Yo era una vieja jaula olvidada en el pajar de una casa campesina. Todavía recuerdo aquella mañana de primavera. Unas manos pequeñas me sacaron del letargo en el que vivía. Un niño me limpió cuidadosamente. Arregló mis barrotes deteriorados. Afianzó la portezuela con un cordel nuevo. Y se hizo el milagro: mi silencio de jaula abandonada se llenó con la vida que revoloteaba dentro de mí.
El mirlo que habitaba mi interior se habituó pronto a la estrechez de mi espacio. Yo me esforzaba para hacer agradable su cautiverio. Juanito Bosco, que así se llamaba el niño, mimaba al pájaro. Le animaba con silbidos para que su canto se elevara fuerte y melodioso. De tanto en tanto le traía pequeñas frutas silvestres, trigo y lombrices. El mirlo se acostumbró a que la vida fuera una fiesta.
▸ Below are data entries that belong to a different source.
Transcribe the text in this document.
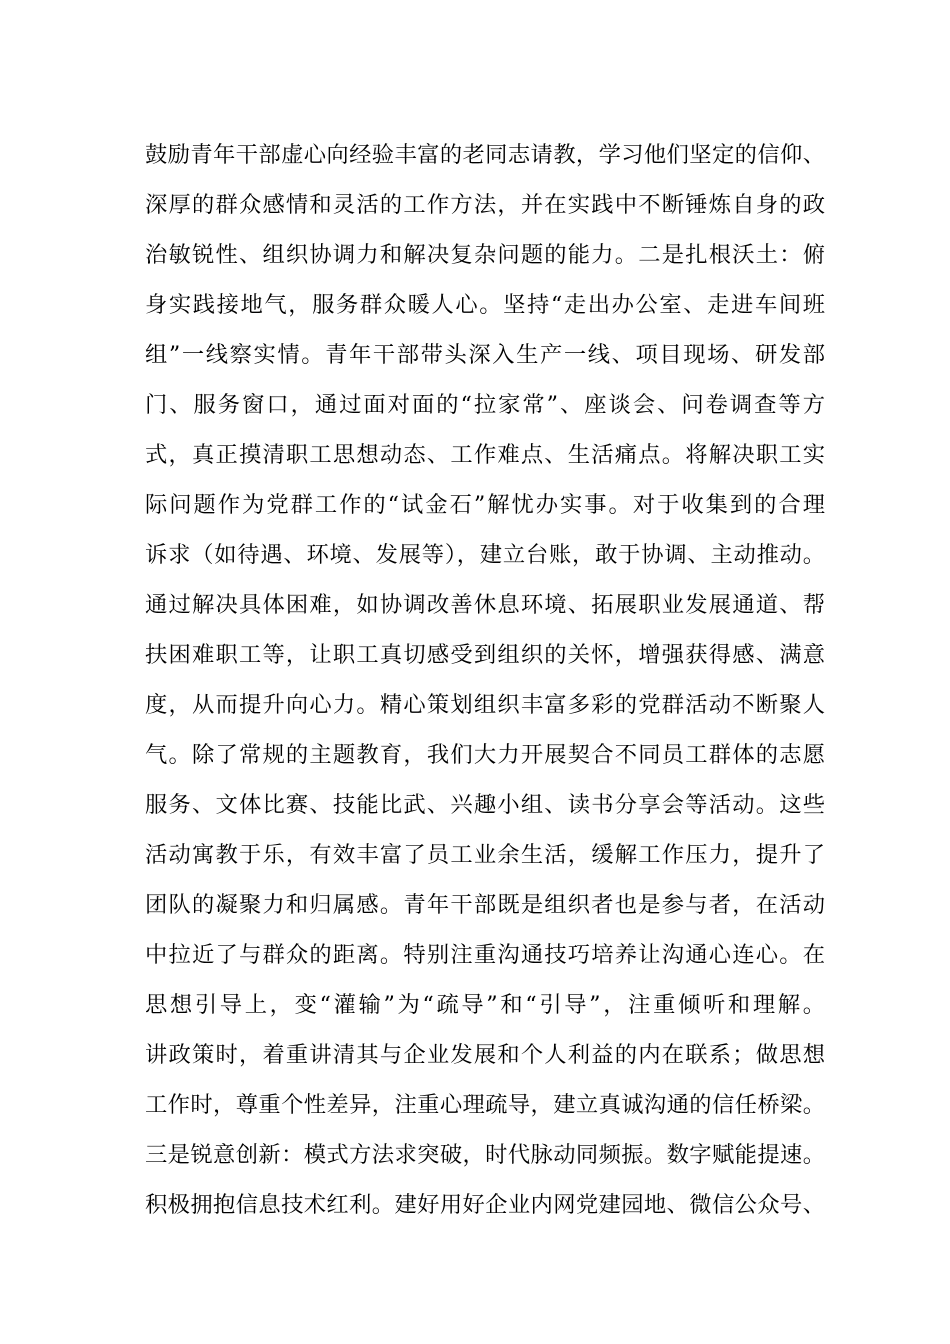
鼓励青年干部虚心向经验丰富的老同志请教，学习他们坚定的信仰、
深厚的群众感情和灵活的工作方法，并在实践中不断锤炼自身的政
治敏锐性、组织协调力和解决复杂问题的能力。二是扎根沃土：俯
身实践接地气，服务群众暖人心。坚持“走出办公室、走进车间班
组”一线察实情。青年干部带头深入生产一线、项目现场、研发部
门、服务窗口，通过面对面的“拉家常”、座谈会、问卷调查等方
式，真正摸清职工思想动态、工作难点、生活痛点。将解决职工实
际问题作为党群工作的“试金石”解忧办实事。对于收集到的合理
诉求（如待遇、环境、发展等），建立台账，敢于协调、主动推动。
通过解决具体困难，如协调改善休息环境、拓展职业发展通道、帮
扶困难职工等，让职工真切感受到组织的关怀，增强获得感、满意
度，从而提升向心力。精心策划组织丰富多彩的党群活动不断聚人
气。除了常规的主题教育，我们大力开展契合不同员工群体的志愿
服务、文体比赛、技能比武、兴趣小组、读书分享会等活动。这些
活动寓教于乐，有效丰富了员工业余生活，缓解工作压力，提升了
团队的凝聚力和归属感。青年干部既是组织者也是参与者，在活动
中拉近了与群众的距离。特别注重沟通技巧培养让沟通心连心。在
思想引导上，变“灌输”为“疏导”和“引导”，注重倾听和理解。
讲政策时，着重讲清其与企业发展和个人利益的内在联系；做思想
工作时，尊重个性差异，注重心理疏导，建立真诚沟通的信任桥梁。
三是锐意创新：模式方法求突破，时代脉动同频振。数字赋能提速。
积极拥抱信息技术红利。建好用好企业内网党建园地、微信公众号、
La desgracia ocurrió una tarde de verano. Dormitaba la naturaleza bajo el sol. De pronto el mirlo comenzó a revolotear angustiado golpeándose con los barrotes. Abrí mis ojos. Sentí su aliento. Me paralizó el terror. El gato enorme, con gesto certero extendió su pata. Sacó las uñas. Zarandeó la jaula. Me empujó con violencia. Rodé por el suelo. Intenté hacer espesos mis barrotes, pero mis esfuerzos fueron inútiles. El gato consiguió meter su zarpa y alcanzar mortalmente al pájaro. Así fue como el mirlo se convirtió en un amasijo de plumas sanguinolentas y sin vida.
Juanito comprendió enseguida lo que había pasado. No gritó, no dijo nada… Sus ojillos se llenaron de lágrimas. En su rostro de niño la impotencia se transformó en dolor. Hoy tan sólo soy una jaula vieja y oxidada. Me repito que no fue culpa mía, que son cosas que pasan, que el dolor destroza a veces las ilusiones… Y que quedo en paz. Lo que me duele todavía es que él tuviera que aprenderlo tan pronto. Era tan sólo un niño.
Nota: Cuando Juanito Bosco tenía 10 años se encariñó con un mirlo al que mimaba y enseñaba a cantar. Un gato terminó con la vida del pájaro. Juanito aprendió a no poner el corazón en las cosas. (Memorias Biográficas. Tomo I, Pág. 111).